LINCOLN — Nebraska coach Scott Frost watched his starting quarterback warm up. Adrian Martinez looked good enough to go.
But Frost, in just the second game of his NU tenure, played the percentages. Why risk exacerbating Martinez’s knee injury against Troy?
“Look, he's going to be here a long time,” Frost said, after that 24-19 loss to the Trojans, about why he sat Martinez that day in favor of Andrew Bunch.
A walk-on pressed into duty when another quarterback, Tristan Gebbia, transferred to Oregon State just before Frost’s first year, Bunch didn’t bomb, exactly, but he threw two costly interceptions and made only a small dent in Troy’s D.
“I never felt overwhelmed — I was excited to play,” Bunch said that day. “Sometimes things seemed like they were going my way, and other times I may have made some decisions I wish I could take back.”
The players around Bunch, Frost said that day in September 2018, didn’t raise their games to the next level.
“We needed the Blackshirts and the Pipeline to win this game today — rally and win it — and special teams,” Frost said.
Sounds like a recipe 3-8 Nebraska wants to find for Friday’s game against Iowa, which will face another redshirt freshman quarterback. Instead of Bunch, it’s Logan Smothers, who’s thrown all of 11 career passes and had very little collegiate action when a game was still in doubt. Frost has praised Smothers’ quick decision-making and athleticism since he arrived in January 2020 from Muscle Shoals, Alabama.
“He’s really sharp,” Frost said Monday. “He’s not the fresh-faced kid that’s going to get surprised by a bunch of things or pressures or different looks. He is really smart and knows our offense and can operate it. We’ll give him the ball and let him try to do it.”
It’ll be the sixth time, since Martinez arrived, that NU started a quarterback other than No. 2. The previous five starts — one win, four losses — featured a mixture of success and struggle.

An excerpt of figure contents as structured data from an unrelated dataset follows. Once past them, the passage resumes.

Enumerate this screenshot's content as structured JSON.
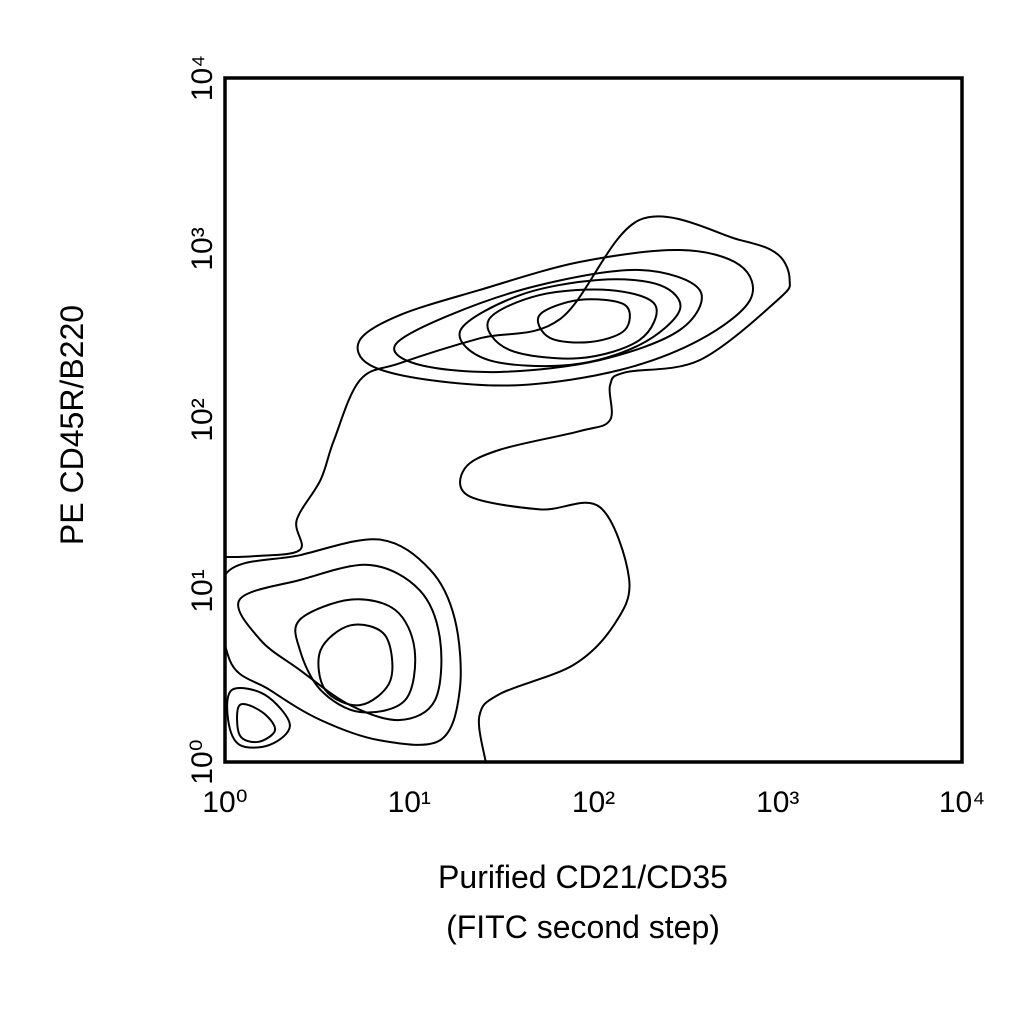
{
  "chart_data": {
    "type": "contour",
    "xlabel": [
      "Purified CD21/CD35",
      "(FITC second step)"
    ],
    "ylabel": "PE CD45R/B220",
    "xscale": "log",
    "yscale": "log",
    "xlim": [
      1,
      10000
    ],
    "ylim": [
      1,
      10000
    ],
    "xticks": [
      {
        "value": 1,
        "label": "10⁰"
      },
      {
        "value": 10,
        "label": "10¹"
      },
      {
        "value": 100,
        "label": "10²"
      },
      {
        "value": 1000,
        "label": "10³"
      },
      {
        "value": 10000,
        "label": "10⁴"
      }
    ],
    "yticks": [
      {
        "value": 1,
        "label": "10⁰"
      },
      {
        "value": 10,
        "label": "10¹"
      },
      {
        "value": 100,
        "label": "10²"
      },
      {
        "value": 1000,
        "label": "10³"
      },
      {
        "value": 10000,
        "label": "10⁴"
      }
    ],
    "color": "#000000",
    "contours": [
      {
        "closed": false,
        "x": [
          1,
          1.45,
          2.55,
          2.45,
          3.3,
          3.9,
          5.4,
          8.9,
          24,
          66,
          178,
          621,
          1000,
          1160,
          1000,
          377,
          149,
          123,
          123,
          84,
          31,
          20,
          21,
          51,
          108,
          156,
          130,
          78,
          31,
          24,
          26
        ],
        "y": [
          15.8,
          16,
          17.4,
          26,
          44.6,
          76,
          171,
          215,
          300,
          390,
          1480,
          1130,
          930,
          660,
          504,
          224,
          190,
          160,
          100,
          86,
          67,
          52,
          36,
          30,
          31,
          11.8,
          6.4,
          3.7,
          2.5,
          1.85,
          1
        ]
      },
      {
        "closed": true,
        "x": [
          5.4,
          8.9,
          24,
          84,
          294,
          621,
          708,
          377,
          139,
          40,
          13,
          6.1
        ],
        "y": [
          294,
          411,
          575,
          839,
          986,
          806,
          504,
          294,
          196,
          160,
          171,
          210
        ]
      },
      {
        "closed": true,
        "x": [
          8.4,
          16.6,
          51,
          178,
          377,
          294,
          108,
          31,
          11.4
        ],
        "y": [
          275,
          411,
          615,
          754,
          575,
          336,
          224,
          191,
          210
        ]
      },
      {
        "closed": true,
        "x": [
          19,
          40,
          108,
          229,
          294,
          178,
          75,
          27
        ],
        "y": [
          336,
          538,
          660,
          615,
          440,
          275,
          210,
          224
        ]
      },
      {
        "closed": true,
        "x": [
          27,
          51,
          123,
          216,
          178,
          84,
          35
        ],
        "y": [
          385,
          538,
          575,
          471,
          294,
          230,
          257
        ]
      },
      {
        "closed": true,
        "x": [
          51,
          84,
          148,
          148,
          96,
          58
        ],
        "y": [
          411,
          504,
          471,
          336,
          286,
          302
        ]
      },
      {
        "closed": true,
        "x": [
          1,
          2.55,
          6.9,
          13,
          17.7,
          18.8,
          14.7,
          6.9,
          3.3,
          1.75,
          1.06
        ],
        "y": [
          12.4,
          16.2,
          20,
          13.3,
          6.8,
          2.64,
          1.34,
          1.34,
          1.76,
          2.64,
          3.95
        ]
      },
      {
        "closed": true,
        "x": [
          1.2,
          2.55,
          6.1,
          11.4,
          14.7,
          13.8,
          8.9,
          4.77,
          2.55,
          1.55
        ],
        "y": [
          8.9,
          11.6,
          14.2,
          10.1,
          5.2,
          2.3,
          1.76,
          2.15,
          3.45,
          5.2
        ]
      },
      {
        "closed": true,
        "x": [
          2.55,
          4.8,
          8.4,
          10.7,
          9.5,
          5.4,
          3.3,
          2.55
        ],
        "y": [
          6.8,
          8.9,
          7.74,
          4.52,
          2.3,
          1.96,
          2.64,
          4.52
        ]
      },
      {
        "closed": true,
        "x": [
          3.3,
          4.8,
          7.4,
          7.9,
          5.4,
          3.5
        ],
        "y": [
          4.5,
          6.3,
          5.5,
          3.0,
          2.15,
          2.64
        ]
      },
      {
        "closed": true,
        "x": [
          1.09,
          1.65,
          2.25,
          1.75,
          1.2,
          1.04
        ],
        "y": [
          2.64,
          2.47,
          1.65,
          1.26,
          1.26,
          1.76
        ]
      },
      {
        "closed": true,
        "x": [
          1.2,
          1.59,
          1.87,
          1.51,
          1.2
        ],
        "y": [
          2.15,
          1.96,
          1.54,
          1.31,
          1.44
        ]
      }
    ]
  }
}
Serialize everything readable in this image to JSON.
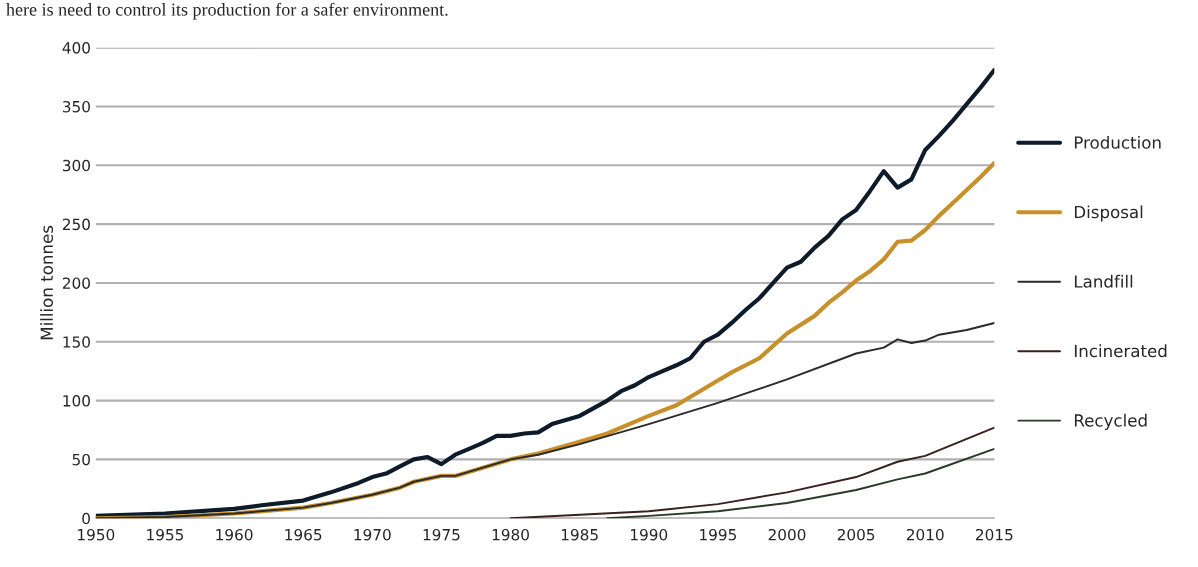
{
  "chart_data": {
    "type": "line",
    "ylabel": "Million tonnes",
    "annotations": [
      "here is need to control its production for a safer environment."
    ],
    "xlim": [
      1950,
      2015
    ],
    "xticks": [
      1950,
      1955,
      1960,
      1965,
      1970,
      1975,
      1980,
      1985,
      1990,
      1995,
      2000,
      2005,
      2010,
      2015
    ],
    "ylim": [
      0,
      400
    ],
    "yticks": [
      0,
      50,
      100,
      150,
      200,
      250,
      300,
      350,
      400
    ],
    "grid": "y",
    "legend": "right",
    "marker": "none",
    "line_style": "solid",
    "series": [
      {
        "name": "Production",
        "color": "#0d1b2a",
        "x": [
          1950,
          1955,
          1960,
          1962,
          1965,
          1967,
          1969,
          1970,
          1971,
          1972,
          1973,
          1974,
          1975,
          1976,
          1977,
          1978,
          1979,
          1980,
          1981,
          1982,
          1983,
          1985,
          1987,
          1988,
          1989,
          1990,
          1991,
          1992,
          1993,
          1994,
          1995,
          1996,
          1997,
          1998,
          1999,
          2000,
          2001,
          2002,
          2003,
          2004,
          2005,
          2006,
          2007,
          2008,
          2009,
          2010,
          2011,
          2012,
          2013,
          2014,
          2015
        ],
        "values": [
          2,
          4,
          8,
          11,
          15,
          22,
          30,
          35,
          38,
          44,
          50,
          52,
          46,
          54,
          59,
          64,
          70,
          70,
          72,
          73,
          80,
          87,
          100,
          108,
          113,
          120,
          125,
          130,
          136,
          150,
          156,
          166,
          177,
          187,
          200,
          213,
          218,
          230,
          240,
          254,
          262,
          278,
          295,
          281,
          288,
          313,
          325,
          338,
          352,
          366,
          381
        ]
      },
      {
        "name": "Disposal",
        "color": "#c8902a",
        "x": [
          1950,
          1955,
          1960,
          1965,
          1967,
          1970,
          1972,
          1973,
          1975,
          1976,
          1978,
          1980,
          1982,
          1985,
          1987,
          1990,
          1992,
          1995,
          1996,
          1998,
          2000,
          2002,
          2003,
          2004,
          2005,
          2006,
          2007,
          2008,
          2009,
          2010,
          2011,
          2012,
          2013,
          2014,
          2015
        ],
        "values": [
          0,
          1,
          4,
          9,
          13,
          20,
          26,
          31,
          36,
          36,
          43,
          50,
          55,
          65,
          72,
          87,
          96,
          117,
          124,
          136,
          157,
          172,
          183,
          192,
          202,
          210,
          220,
          235,
          236,
          245,
          257,
          268,
          279,
          290,
          302
        ]
      },
      {
        "name": "Landfill",
        "color": "#2a2a2a",
        "x": [
          1950,
          1955,
          1960,
          1965,
          1967,
          1970,
          1972,
          1973,
          1975,
          1976,
          1978,
          1980,
          1982,
          1985,
          1990,
          1995,
          2000,
          2005,
          2007,
          2008,
          2009,
          2010,
          2011,
          2013,
          2015
        ],
        "values": [
          0,
          1,
          4,
          9,
          13,
          20,
          26,
          31,
          36,
          36,
          43,
          50,
          54,
          63,
          80,
          98,
          118,
          140,
          145,
          152,
          149,
          151,
          156,
          160,
          166
        ]
      },
      {
        "name": "Incinerated",
        "color": "#3a2020",
        "x": [
          1980,
          1985,
          1990,
          1995,
          2000,
          2005,
          2008,
          2010,
          2015
        ],
        "values": [
          0,
          3,
          6,
          12,
          22,
          35,
          48,
          53,
          77
        ]
      },
      {
        "name": "Recycled",
        "color": "#2a3a2a",
        "x": [
          1987,
          1990,
          1995,
          2000,
          2005,
          2008,
          2010,
          2015
        ],
        "values": [
          0,
          2,
          6,
          13,
          24,
          33,
          38,
          59
        ]
      }
    ]
  }
}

Bunch provided zero run threat and tossed two picks against Troy, which brought more defenders into the box and dared Nebraska’s receivers to win on deep routes. Seeing that, Frost said he wanted to “ugly it up,” run clock and grind out a win. Bunch, when asked that day of NU’s game plan, looked down and paused for two seconds.
“I don’t know if it was conservative, I think Coach Frost was just attacking what he thought might have been the weakest part of the defense at the time,” Bunch said.
In 2019, after Martinez hurt his knee on a pass play against Northwestern, Noah Vedral started in losses to Minnesota and Indiana. The Huskers sputtered against the Gophers — Vedral was the leading rusher with 49 yards — and against Indiana, Vedral and third-stringer Luke McCaffrey’s dazzling play wasn’t enough to offset a poor performance by the defense.
Frost benched Martinez in 2020 for two games. McCaffrey started both, and with the help of its red zone defense, NU beat Penn State 30-23 before a team-wide collapse in a 41-23 loss to Illinois.
Martinez started the next 15 games, the second-longest uninterrupted start streak of his career. It ends Friday.
Can an offensive line/defense/special teams formula work for the Huskers? Iowa (9-2) would appear to be stronger in all three categories. Hawkeye center Tyler Linderbaum is an Outland Trophy finalist. Iowa’s defense ranks fourth nationally with 26 takeaways and has four defensive touchdowns. And its special teams have been elite for years, and are especially so in 2021, as Iowa leads the Big Ten in kickoff return yards (704) and ranks second in punt return yards (290) and second in most punts (32) downed inside the 20.
Even with the Big Ten’s lowest-wattage offense, Iowa wins the field position chess match.
“Playing a complete and clean game matters,” Frost said. “I compliment (the Hawkeyes) all the time, but they don’t beat themselves. They create turnovers and play well on special teams. I think they do a good job in all three phases ... you’ve got to beat them. They aren’t going to lose the game.”